La Vie Ouvriere, Januray 25, 1924
Source: Selected Works of Ho Chi Minh Vol. 1
Publisher: Foreign Languages Publishing House
Transcription/Markup: Christian Liebl
Online Version: Ho Chi Minh Internet Archive (marxists.org) 2003
Osaka is one of the big Japanese industrial centres remaining undamaged in the last earthquake. The misfortune of other Japanese turned out to be the good fortune of the manufacturers of this town who are at present enjoying an unprecedented prosperity. Despite the rapid increase in the cost of living which weighs heavily on the workers’ meagre budget, wages have remained the same as before the catastrophe. Placed in this impossible situation and in face of the employers' refusal to bring about the required improvements the workers in the cotton mills have been on strike since the end of November.
The strike demands are:
1 — A 20 per cent increase in wages;
2 — A reduction in the price of food supplied by the mill;
3 — Improvement of the dining-halls and bath-rooms;
4 — Payment of 50 per cent of wages to workers absent through sickness;
5 — Reinstatement of workers recently dismissed.
Recently, the workers of the Oriental Hemp and Nagosi companies obtained an increase in wages through a strike. Those of the Senchu Co. obtained the same advantage as soon as the decision to strike was communicated to the managing staff. Other firms resisted, alleging that, in spite of the accumulation of orders, they had not been making big profits because of the increased price of raw materials; and that, on the other hand, having insufficient raw cotton, they are in no way worried by the strike.
In fact, they are seized with panic. They have had the town occupied by the local police, reinforced by others from neighbouring towns. They have tried to weaken the movement by having the Secretary General of the Labour Federation and a great number of militants and demonstrators arrested. The result of the bosses’ attempts is nil because the strike remains as energetically led as it was on the first day, and the workers are resolved to go on struggling till the end.
Electricians and mechanics have gone on strike in solidarity. The workers in State factories have promised to use every means to support their comrades in struggle. Thus supported, the strikers are full of enthusiasm and have no doubt of victory.
In the struggle between capital and labour in the Far East, odd things occur which are impossible to understand in Western countries, but which are done most seriously out there. For instance, to hinder its workers from joining their comrades on strike, the Kishiwada Company simply had the exits bolted. The Knawada electrical engineering works, unable to come to an agreement with its personnel on the question of wages, decided on a lock-out. But before dismissing the workers, it paid them four whole days' wages and two days' pay as compensation!

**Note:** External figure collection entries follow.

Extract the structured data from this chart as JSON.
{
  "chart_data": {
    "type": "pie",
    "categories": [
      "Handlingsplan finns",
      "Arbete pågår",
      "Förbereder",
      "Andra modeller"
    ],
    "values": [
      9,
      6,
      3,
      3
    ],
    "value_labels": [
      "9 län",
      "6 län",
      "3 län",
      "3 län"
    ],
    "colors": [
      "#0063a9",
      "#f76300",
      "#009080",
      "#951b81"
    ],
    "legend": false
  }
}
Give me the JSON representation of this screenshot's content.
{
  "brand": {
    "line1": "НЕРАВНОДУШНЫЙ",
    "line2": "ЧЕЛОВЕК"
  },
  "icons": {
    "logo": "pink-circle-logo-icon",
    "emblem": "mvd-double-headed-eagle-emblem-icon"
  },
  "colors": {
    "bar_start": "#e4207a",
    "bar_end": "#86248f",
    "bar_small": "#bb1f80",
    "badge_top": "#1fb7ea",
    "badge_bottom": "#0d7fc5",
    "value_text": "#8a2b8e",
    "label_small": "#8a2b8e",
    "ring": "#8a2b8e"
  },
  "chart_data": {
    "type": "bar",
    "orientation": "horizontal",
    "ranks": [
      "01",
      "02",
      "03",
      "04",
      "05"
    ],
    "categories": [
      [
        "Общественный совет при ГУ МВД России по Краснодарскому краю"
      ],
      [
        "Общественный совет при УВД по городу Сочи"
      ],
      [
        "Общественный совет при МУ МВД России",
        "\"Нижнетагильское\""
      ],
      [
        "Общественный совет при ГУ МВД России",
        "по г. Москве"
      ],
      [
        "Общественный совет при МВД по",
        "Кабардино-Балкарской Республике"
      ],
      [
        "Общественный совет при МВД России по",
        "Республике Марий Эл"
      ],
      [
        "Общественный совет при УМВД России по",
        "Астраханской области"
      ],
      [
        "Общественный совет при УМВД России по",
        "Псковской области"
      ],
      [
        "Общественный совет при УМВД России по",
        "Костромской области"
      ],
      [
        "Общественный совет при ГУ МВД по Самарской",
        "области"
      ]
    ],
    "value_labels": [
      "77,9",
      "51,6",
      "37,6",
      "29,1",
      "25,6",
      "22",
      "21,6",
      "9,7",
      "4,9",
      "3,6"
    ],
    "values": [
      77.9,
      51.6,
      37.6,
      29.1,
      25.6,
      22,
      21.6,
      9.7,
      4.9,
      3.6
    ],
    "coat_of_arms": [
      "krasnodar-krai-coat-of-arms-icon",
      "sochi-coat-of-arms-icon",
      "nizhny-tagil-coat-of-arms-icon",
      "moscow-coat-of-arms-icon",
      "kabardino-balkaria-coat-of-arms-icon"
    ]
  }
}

With a view to breaking the organization that the workers have just set up, the management of the Shuikaoshun mines (China) sent for General Chao's soldiers. Immediately on arrival, the latter began to occupy the workers' club. To protest against this action of the soldiery, three thousand miners spontaneously went on strike. They surrounded the soldiers and tried to disarm them. The soldiers shot at them, wounding many strikers. The thing went further than had been desired by the management, who then tried to preach law and order. But the miners answered that they would resume their work only when compensation had been granted to the victims, and their demands — made up of nine clauses — had been accepted.